Meet Our Audit Support Professionals – Jodi, Selena, Jessica, Mary Beth, and Erin

Audit Support Professionals at KirkpatrickPrice play an integral role in delivering our audit services. They are responsible for serving as a client liaison, ensuring quality services before and during the audit process, and providing any necessary training for clients.

Jodi Carson is KirkpatrickPrice’s most veteran Audit Support Professional. She has a B.S. in Information Systems Security and holds the Security+ certification. Clients often comment on Jodi’s hardworking attitude and commitment to the project. Jodi especially enjoys helping clients become confident about security – something that many are reluctant to be because of the ever-changing threat landscape.

Selena Carlton has seven years of experience working in the information security industry.  She enjoys the problem-solving aspect of her position and is committed to providing a quality experience for clients.

Jessica Leo was one of three women in her program who graduated with their IT degree and was advised early on about entering a male-dominated industry. Thankfully, she has not experienced any adversity throughout her experience working in the industry. Instead, Jessica remains optimistic about the opportunities for women in the industry, saying that “women should work in information security because it has excellent opportunities for growth, empowerment, and an all-around lucrative and successful career.”

Erin Gregory has a B.S. in Computer and Information Technology, and will also pursue a Master’s in Engineering Technology Management. Although she is just beginning her career in the industry, Erin most enjoys that she is constantly learning and being challenged on the job. She sees the information security industry as a lucrative industry full of opportunities for women, especially because of the flexibility that many IT jobs offer.

Mary Beth Muniz is new to the information security industry but believes that women are the future of technology. Like Lee, Mary Beth believes that women can bring a fresh perspective to the industry and individual engagements. In her own experiences, her ability to engage her nurturing side can prove to be useful during high-stress audit engagements.

What is the Future for Women in Information Security?

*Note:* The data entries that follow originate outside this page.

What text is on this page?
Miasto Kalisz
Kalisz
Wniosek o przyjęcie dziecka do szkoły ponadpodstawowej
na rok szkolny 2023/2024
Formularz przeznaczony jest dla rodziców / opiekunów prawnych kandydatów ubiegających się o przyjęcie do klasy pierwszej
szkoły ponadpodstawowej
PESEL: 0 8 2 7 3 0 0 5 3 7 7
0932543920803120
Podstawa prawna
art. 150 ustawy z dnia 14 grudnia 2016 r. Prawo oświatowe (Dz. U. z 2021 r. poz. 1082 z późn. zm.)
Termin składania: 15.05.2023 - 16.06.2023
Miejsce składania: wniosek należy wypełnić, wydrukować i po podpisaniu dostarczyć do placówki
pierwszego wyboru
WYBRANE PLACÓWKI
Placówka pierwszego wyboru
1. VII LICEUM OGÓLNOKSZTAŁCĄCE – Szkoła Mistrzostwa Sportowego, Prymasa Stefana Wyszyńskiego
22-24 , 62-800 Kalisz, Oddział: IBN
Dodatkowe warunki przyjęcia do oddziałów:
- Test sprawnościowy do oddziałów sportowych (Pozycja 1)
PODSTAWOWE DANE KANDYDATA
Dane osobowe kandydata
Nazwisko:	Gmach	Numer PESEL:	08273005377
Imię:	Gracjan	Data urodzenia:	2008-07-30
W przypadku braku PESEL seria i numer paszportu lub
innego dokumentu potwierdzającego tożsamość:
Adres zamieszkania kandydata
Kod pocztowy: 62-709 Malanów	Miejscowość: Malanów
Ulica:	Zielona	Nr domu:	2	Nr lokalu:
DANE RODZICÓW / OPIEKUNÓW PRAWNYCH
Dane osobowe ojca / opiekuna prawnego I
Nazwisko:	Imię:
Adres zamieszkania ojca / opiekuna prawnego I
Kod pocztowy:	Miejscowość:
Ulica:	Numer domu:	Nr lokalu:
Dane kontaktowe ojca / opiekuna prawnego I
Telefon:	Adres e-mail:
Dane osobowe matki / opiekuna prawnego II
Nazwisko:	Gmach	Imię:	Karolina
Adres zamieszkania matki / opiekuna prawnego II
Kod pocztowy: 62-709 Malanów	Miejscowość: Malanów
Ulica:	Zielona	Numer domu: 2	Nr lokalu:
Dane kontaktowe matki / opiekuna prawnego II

When asked what the future looks like for women in the industry, one thing remained constant across the board from our female professionals: the importance of education and empowerment. Whether it’s joining or partnering with technology organizations, supporting STEM groups for women and girls, such as Girls Who Code, or participating in professional development activities through KirkpatrickPrice, our female professionals know that in order for women to be successful in the industry, they need to feel empowered and have access to the right resources.

At KirkpatrickPrice, our core mission is to educate, empower, and inspire our clients to greater levels of assurance, but we’re also committed to educating, empowering, and inspiring our personnel too. This means that the women who work at KirkpatrickPrice can know they’re supported and valued. In fact, Lee explains, “I can honestly say that I’ve never been so fully supported. KirkpatrickPrice is the first company at which I experienced absolutely no difference in treatment for being a woman – I am an auditor just like all of the other auditors.  I’ve not had to work harder – or less hard – because I’m a woman. In a positive way, this company is gender neutral, and the greatest strength in my opinion is that we are all supported very well.” KirkpatrickPrice is committed to delivering quality, thorough audit and advanced penetration testing services, and that would not be possible without the talented women on our team. As the roles and opportunities for women across the globe continue to grow, especially in the information security industry, we’re thankful for the female professionals that have chosen to dedicate their lives to securing the sensitive assets that fuel our businesses.